Pakistan Today reported that the drastic increase the prices of raw material has created a crisis-like situation in the struggling steel sector of Pakistan, as major players have been declaring heavy losses for the last two years, absorbing the impact of input costs without passing it on to the end consumers. Pakistan Association of Large Steel Producers said “However, it is now becoming increasingly difficult for the steel sector to absorb the latest impact of growing prices of raw material internationally. Government should remove all duties on raw material to offset the impact of drastic increase in the cost of raw material, which is now crossing USD 400 per tonne.”
PALSP said “Contrary to the misleading statement on part of a body of developers, domestic steel bar prices have dropped over the past two years by 8pc in dollar terms, from USD 806 in 2018 to USD 746 today. The reason steel prices have increased since 2018 in PKR terms is primarily due to a 45% depreciation of rupee against dollar, which resulted in increased prices of imported raw materials.”

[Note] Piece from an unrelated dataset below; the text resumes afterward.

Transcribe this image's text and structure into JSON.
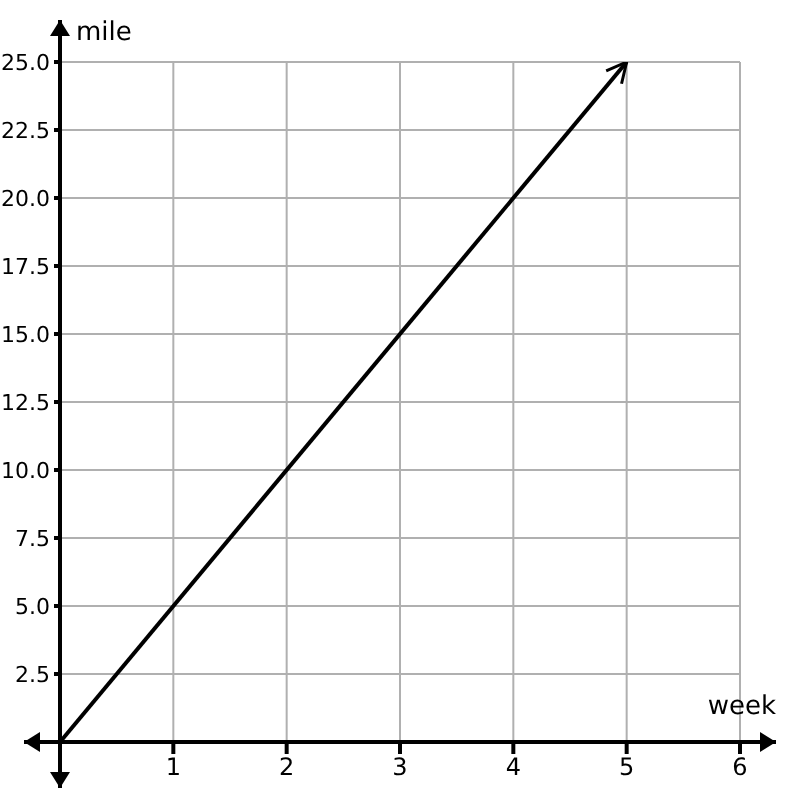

PALSP informed that since 2018, electricity costs have risen 56% while the cost of gas has gone up 116%. Between January 2018 and early 2020, interest rates had doubled from 6% to 13%, increasing financial costs of an industry that is highly leveraged by nature. Finally, the Covid-19 lockdowns exaggerated the losses made by the steel industry and led to a large increase in trade debts, resulting in higher borrowings and financial costs.
Despite the above challenges, the steel industry refrained from passing on a large portion of these cost increases and reduced profit margins to continue supplying steel bars at a competitive price to the construction sector. This is evident from profit margins of steel bar manufacturers that shrunk from approximately 8% to 3% between 2018 and 2020.